A Fate on the Edge of Europe.
At Calais, on the border between France and the United Kingdom, a humanitarian catastrophe is unfolding that rarely makes the headlines. While the world focuses on wars, economic crises, and political scandals, thousands of people endure precarious conditions—hidden from European public view but all too real for those living in makeshift camps in the mud, harassed by police, and exploited by smugglers. The French-British border remains one of the most dangerous places for refugees hoping for a better future. But for many, that dream ends in death.
In 2024 alone, at least 77 people lost their lives on the journey to the United Kingdom—the highest number since records began.
The year 2025 also began with tragic fatalities. On January 11, a young Syrian man died when an overcrowded rubber dinghy began to leak. He was crushed in the chaos as panicked people tried to reach the shore. A month later, on February 15, a boat sank off the coast of Calais. Sixty-nine people were rescued, but one of them did not survive, despite all resuscitation attempts. These tragedies are not isolated incidents. Since the so-called "small boat crossings" began in 2018, more than 150,000 people have crossed the English Channel to the United Kingdom. Many of them never reached their destination.
The situation on the French coast is especially life-threatening in winter. The English Channel is one of the busiest shipping routes in the world, the weather conditions are often harsh, and the boats used by refugees are usually overcrowded and barely seaworthy. Only a few wear life jackets. French authorities regularly warn of the risks, but despair drives people onto the water.
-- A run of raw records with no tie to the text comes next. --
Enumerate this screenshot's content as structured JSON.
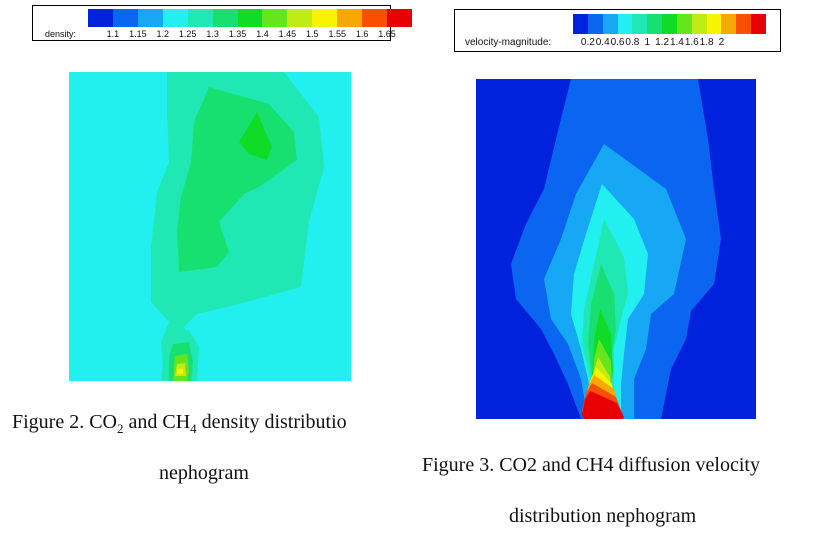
{
  "figure2": {
    "legend": {
      "title": "density:",
      "ticks": [
        "1.1",
        "1.15",
        "1.2",
        "1.25",
        "1.3",
        "1.35",
        "1.4",
        "1.45",
        "1.5",
        "1.55",
        "1.6",
        "1.65"
      ],
      "colors": [
        "#0022dd",
        "#0a66f0",
        "#16a8f5",
        "#22f0f0",
        "#20e8b4",
        "#18e070",
        "#10dc28",
        "#66e41c",
        "#c0ec14",
        "#f8f400",
        "#f8a800",
        "#f85000",
        "#e80000"
      ]
    },
    "caption_line1_pre": "Figure 2. CO",
    "sub_a": "2",
    "caption_line1_mid": " and CH",
    "sub_b": "4",
    "caption_line1_post": " density distributio",
    "caption_line2": "nephogram"
  },
  "figure3": {
    "legend": {
      "title": "velocity-magnitude:",
      "ticks": [
        "0.2",
        "0.4",
        "0.6",
        "0.8",
        "1",
        "1.2",
        "1.4",
        "1.6",
        "1.8",
        "2"
      ],
      "colors": [
        "#0022dd",
        "#0a66f0",
        "#16a8f5",
        "#22f0f0",
        "#20e8b4",
        "#18e070",
        "#10dc28",
        "#66e41c",
        "#c0ec14",
        "#f8f400",
        "#f8a800",
        "#f85000",
        "#e80000"
      ]
    },
    "caption_line1": "Figure 3. CO2 and CH4 diffusion velocity",
    "caption_line2": "distribution nephogram"
  }
}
Meanwhile, the British government relies on deterrence. Instead of creating safe and legal migration pathways, restrictive measures are passed, aimed solely at keeping refugees out.
In Calais itself, conditions resemble the former "Jungle" camp, which was cleared in 2016. Informal camps constantly form, often little more than a few tents and makeshift shelters. The French authorities maintain a hard line: every two days, the camps are destroyed—in Dunkirk, once a week.
This is called "Eviction Day"—a day when police in full gear arrive with bulldozers and dump trucks to destroy the few belongings of the people. The camps exist only briefly, but the refugees do not disappear. They wander, setting up their makeshift camps elsewhere until they are evicted again. It is a cycle of cruelty that systematically erases any trace of hope.
Those who do not flee by boat risk their lives in other ways. Some try to hide in trucks to pass through the Eurotunnel to the United Kingdom. Others even attempt to swim. On February 10, two bodies were recovered—people who lost their lives in the icy waters as they tried to reach a boat. Those who make it onto the ships are not safe. Recently, a boat was rescued by the French navy—70 people on board, only half of whom wore life jackets. Two people were pulled unconscious from the water; one was resuscitated, the other died in the hospital.
Those who endure in the camps fight for the bare essentials every day. Aid organizations like Utopia 56 and Care4Calais try to prevent the worst. They provide people with drinking water, distribute food and clothing, and organize makeshift sanitary facilities. But it is a drop in the ocean.
There are hardly any permanent structures, and even these modest relief efforts are repeatedly destroyed by police evictions.
Why do so many people take all these risks? For many, the United Kingdom is their last hope. Some already speak English, others have family or acquaintances there. Another peculiarity: in the United Kingdom, there is no mandatory identification requirement, which means that it is easier for people without documents to get by. Furthermore, after Brexit, the Dublin Agreement no longer applies. Those who have already had an asylum application rejected in another EU state can file a new one in the United Kingdom.
Politics responds to this with severity instead of solutions. The British government speaks of "Operation Smash"—an initiative supposedly aimed at destroying the smugglers' business model.
But in reality, this policy is primarily aimed at deterring refugees and driving them further into misery. At the same time, British politicians shift responsibility to France, while France, in turn, blames the United Kingdom for the misery. A back-and-forth while people in the camps continue to freeze, starve, and die.
Activists helping in Calais speak of the "Forgotten of Europe." These are the people who have no place in the news, whose fate is not discussed in political talk shows. People who do not make headlines unless they die. The situation in Calais is no accident and no natural disaster. It is the result of a political strategy that sacrifices the protection of human lives for deterrence.
The question is not how long this tragedy will continue. The question is how long we can keep looking away before we admit that we have long become part of this system of cruelty.